If by age 59 1 / 2 you haven't been receiving payment for at least 5 years, you might have to pay the 10% early withdrawal penalty.
Also, you might still have to pay a penalty if you change your method of distribution after reaching age 59 1 / 2. This might apply even if you haven't take distributions for 5 years. In that case, the tax applies only to payments distributed before you reach age 59 1 / 2.

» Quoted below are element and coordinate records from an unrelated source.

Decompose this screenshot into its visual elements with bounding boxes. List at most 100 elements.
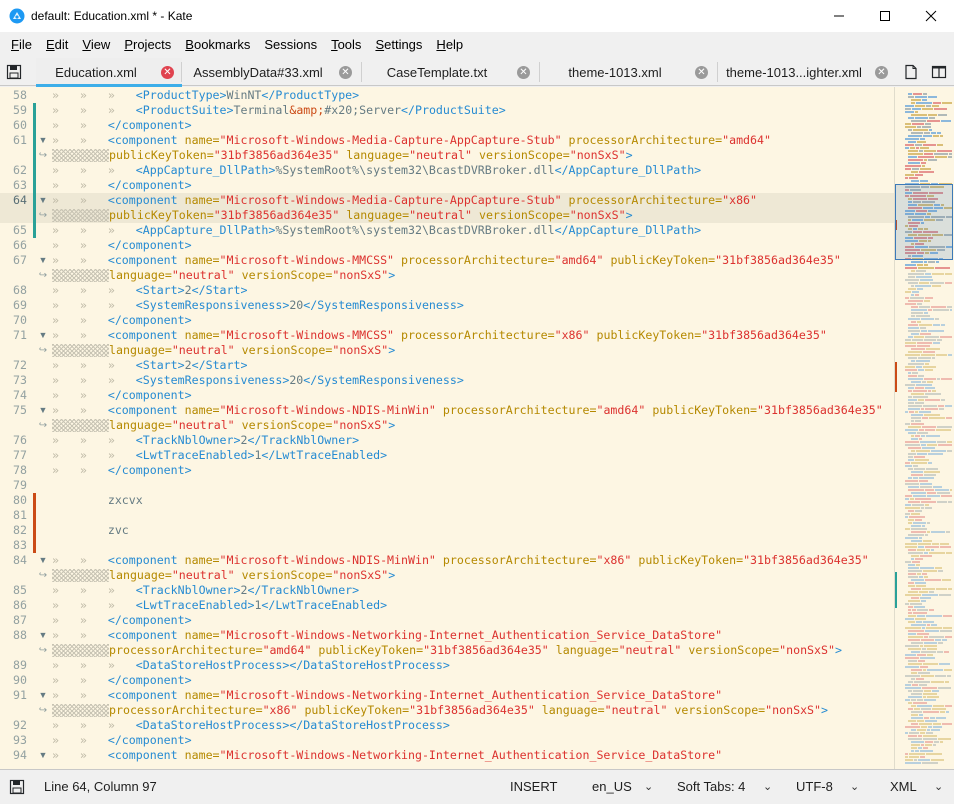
tab-theme-1013-xml[interactable]: theme-1013.xml ✕	[540, 58, 716, 86]
cursor-position[interactable]: Line 64, Column 97	[44, 770, 157, 804]
code-line[interactable]: » » <component name="Microsoft-Windows-N…	[52, 403, 894, 418]
close-icon[interactable]: ✕	[517, 66, 530, 79]
menu-projects[interactable]: Projects	[117, 32, 178, 58]
code-line[interactable]: zxcvx	[52, 493, 894, 508]
code-line[interactable]: » » </component>	[52, 463, 894, 478]
code-line[interactable]: » » » <ProductType>WinNT</ProductType>	[52, 88, 894, 103]
code-line-wrap[interactable]: language="neutral" versionScope="nonSxS"…	[52, 268, 894, 283]
dictionary-language[interactable]: en_US	[592, 770, 632, 804]
minimize-button[interactable]	[816, 0, 862, 32]
code-line-wrap[interactable]: publicKeyToken="31bf3856ad364e35" langua…	[52, 208, 894, 223]
code-line[interactable]: zvc	[52, 523, 894, 538]
save-icon[interactable]	[6, 64, 22, 80]
minimap-line	[911, 669, 922, 671]
menu-view[interactable]: View	[75, 32, 117, 58]
code-line[interactable]: » » » <Start>2</Start>	[52, 358, 894, 373]
editor-view[interactable]: 58 59 60 61 ▼ ↪ 62 63 64 ▼ ↪ 65 66 67 ▼ ↪ 68 69 70 71 ▼ ↪ 72 73…	[0, 87, 954, 769]
code-line[interactable]: » » <component name="Microsoft-Windows-N…	[52, 748, 894, 763]
code-line[interactable]: » » <component name="Microsoft-Windows-N…	[52, 688, 894, 703]
code-line[interactable]: » » </component>	[52, 313, 894, 328]
fold-arrow-icon[interactable]: ▼	[38, 253, 48, 268]
minimap-line	[908, 372, 911, 374]
code-line[interactable]: » » » <SystemResponsiveness>20</SystemRe…	[52, 298, 894, 313]
code-line[interactable]: » » </component>	[52, 388, 894, 403]
code-line[interactable]: » » » <AppCapture_DllPath>%SystemRoot%\s…	[52, 163, 894, 178]
fold-arrow-icon[interactable]: ▼	[38, 193, 48, 208]
menu-file[interactable]: File	[4, 32, 39, 58]
code-line[interactable]: » » <component name="Microsoft-Windows-M…	[52, 253, 894, 268]
fold-arrow-icon[interactable]: ▼	[38, 688, 48, 703]
code-line[interactable]: » » » <SystemResponsiveness>20</SystemRe…	[52, 373, 894, 388]
code-line[interactable]: » » <component name="Microsoft-Windows-M…	[52, 328, 894, 343]
tab-education-xml[interactable]: Education.xml ✕	[36, 58, 182, 87]
code-line[interactable]: » » </component>	[52, 238, 894, 253]
code-line[interactable]: » » » <AppCapture_DllPath>%SystemRoot%\s…	[52, 223, 894, 238]
input-mode[interactable]: INSERT	[510, 770, 557, 804]
minimap-line	[935, 156, 947, 158]
menu-sessions[interactable]: Sessions	[257, 32, 324, 58]
code-line[interactable]: » » <component name="Microsoft-Windows-M…	[52, 193, 894, 208]
code-line[interactable]	[52, 538, 894, 553]
minimap-line	[923, 693, 937, 695]
code-line[interactable]: » » » <ProductSuite>Terminal&amp;#x20;Se…	[52, 103, 894, 118]
indentation-settings[interactable]: Soft Tabs: 4	[677, 770, 745, 804]
fold-arrow-icon[interactable]: ▼	[38, 133, 48, 148]
code-line-wrap[interactable]: publicKeyToken="31bf3856ad364e35" langua…	[52, 148, 894, 163]
code-line-wrap[interactable]: language="neutral" versionScope="nonSxS"…	[52, 343, 894, 358]
code-line-wrap[interactable]: language="neutral" versionScope="nonSxS"…	[52, 418, 894, 433]
tab-theme-1013-ighter-xml[interactable]: theme-1013...ighter.xml ✕	[718, 58, 896, 86]
menu-help[interactable]: Help	[429, 32, 470, 58]
minimap-viewport[interactable]	[895, 184, 953, 260]
code-line[interactable]: » » </component>	[52, 178, 894, 193]
code-line[interactable]: » » </component>	[52, 613, 894, 628]
code-line[interactable]: » » <component name="Microsoft-Windows-N…	[52, 553, 894, 568]
close-icon[interactable]: ✕	[695, 66, 708, 79]
syntax-mode-selector[interactable]: XML	[890, 770, 917, 804]
code-line[interactable]: » » » <Start>2</Start>	[52, 283, 894, 298]
code-line[interactable]: » » </component>	[52, 733, 894, 748]
minimap-line	[916, 384, 932, 386]
close-window-button[interactable]	[908, 0, 954, 32]
code-line[interactable]: » » </component>	[52, 118, 894, 133]
fold-arrow-icon[interactable]: ▼	[38, 553, 48, 568]
code-line[interactable]: » » » <LwtTraceEnabled>1</LwtTraceEnable…	[52, 448, 894, 463]
code-line-wrap[interactable]: processorArchitecture="x86" publicKeyTok…	[52, 703, 894, 718]
code-line-wrap[interactable]: processorArchitecture="amd64" publicKeyT…	[52, 643, 894, 658]
menu-tools[interactable]: Tools	[324, 32, 368, 58]
code-line[interactable]: » » <component name="Microsoft-Windows-N…	[52, 628, 894, 643]
code-line[interactable]: » » » <DataStoreHostProcess></DataStoreH…	[52, 658, 894, 673]
line-number: 59	[13, 103, 27, 117]
code-line[interactable]	[52, 508, 894, 523]
minimap-scrollbar[interactable]	[894, 87, 954, 769]
fold-arrow-icon[interactable]: ▼	[38, 628, 48, 643]
split-view-icon[interactable]	[931, 64, 947, 80]
code-line[interactable]: » » » <LwtTraceEnabled>1</LwtTraceEnable…	[52, 598, 894, 613]
minimap-line	[911, 747, 917, 749]
code-line[interactable]	[52, 478, 894, 493]
close-icon[interactable]: ✕	[339, 66, 352, 79]
code-line[interactable]: » » » <DataStoreHostProcess></DataStoreH…	[52, 718, 894, 733]
save-icon[interactable]	[9, 779, 25, 795]
new-document-icon[interactable]	[903, 64, 919, 80]
fold-arrow-icon[interactable]: ▼	[38, 403, 48, 418]
encoding-selector[interactable]: UTF-8	[796, 770, 833, 804]
fold-arrow-icon[interactable]: ▼	[38, 328, 48, 343]
fold-arrow-icon[interactable]: ▼	[38, 748, 48, 763]
tab-assemblydata-33-xml[interactable]: AssemblyData#33.xml ✕	[182, 58, 360, 86]
minimap-line	[936, 354, 947, 356]
close-icon[interactable]: ✕	[875, 66, 888, 79]
menu-edit[interactable]: Edit	[39, 32, 75, 58]
code-line[interactable]: » » » <TrackNblOwner>2</TrackNblOwner>	[52, 583, 894, 598]
close-icon[interactable]: ✕	[161, 66, 174, 79]
tab-casetemplate-txt[interactable]: CaseTemplate.txt ✕	[362, 58, 538, 86]
code-line[interactable]: » » » <TrackNblOwner>2</TrackNblOwner>	[52, 433, 894, 448]
minimap-line	[908, 399, 917, 401]
menu-bookmarks[interactable]: Bookmarks	[178, 32, 257, 58]
minimap-line	[905, 507, 920, 509]
code-line[interactable]: » » </component>	[52, 673, 894, 688]
code-line-wrap[interactable]: language="neutral" versionScope="nonSxS"…	[52, 568, 894, 583]
code-line[interactable]: » » <component name="Microsoft-Windows-M…	[52, 133, 894, 148]
maximize-button[interactable]	[862, 0, 908, 32]
code-area[interactable]: » » » <ProductType>WinNT</ProductType>» …	[52, 87, 894, 769]
menu-settings[interactable]: Settings	[368, 32, 429, 58]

This distribution method saves you the 10% early withdrawal penalty. However, you'll still have to pay taxes on any amount not considered a return of your nondeductible contributions.
Roth IRA Distributions
If you've held your Roth IRA for at least 5 years and you're older than 59 1 / 2, money you withdraw will be tax-free. If you open a Roth IRA account after you turn 59 1 / 2, you still must wait at least 5 years before you can take tax-free withdrawals of your earnings. However, you can take tax-free withdrawals of your contributions at any time.
There’s no required minimum distribution for a Roth IRA prior to the account owner’s death. So, you're not required to withdraw money during your lifetime. This is an advantage over a traditional IRA.
Death and the Traditional IRA
If a person dies while there's still money in their traditional IRA account, the beneficiaries:
- Won’t pay the 10% early withdrawal penalty -- regardless of the deceased’s age or the beneficiaries’ ages
- Will pay taxes on distributions the deceased took if the deceased would have paid taxes on the distributions -- even though the funds are inherited
If the deceased had basis in the IRA, the beneficiaries inherit this basis. They must use Form 8606 to figure the taxable portion of distributions from the inherited account.
If you inherit an IRA from your spouse, you can treat the IRA as your own. Then, you can defer taking the minimum required distribution until you reach age 70 1 / 2. If you're not a spouse, you must determine your required minimum distributions from the account. To do this, you must use the IRS life expectancy table for beneficiaries.
Ex: Collin’s father died in 2008. Collin is the designated beneficiary of his father's traditional IRA. Collin is 53 years old in 2009. According to the IRS tables, his life expectancy in 2009 is 31.4 years. If the IRA was worth $100,000 at the end of 2008, his required minimum distribution for 2009 is $3,185 ($100,000 / 31.4).
If the IRA’s value at the end of 2009 is again $100,000, his required minimum distribution for 2012 would be $3,289 ($100,000 / 30.4). Instead of taking yearly distributions, Collin can take a distribution by the end of the fifth year after the year his father died. He can do this for the entire account.
Death and the Roth IRA
Roth IRAs have different guidelines. If you inherit a Roth IRA, the money is tax-free after the IRA meets the 5-year period.
If you inherit the Roth from your spouse, you can treat it as your own. So you won’t need to make required withdrawals during your lifetime.
However, if you're not the deceased’s spouse, you must either:
- Withdraw everything from the Roth IRA within 5 years of the owner's death
- Begin withdrawals by Dec. 31 of the year after the owner's death. The amount you withdraw is based on your (the beneficiary's) life expectancy.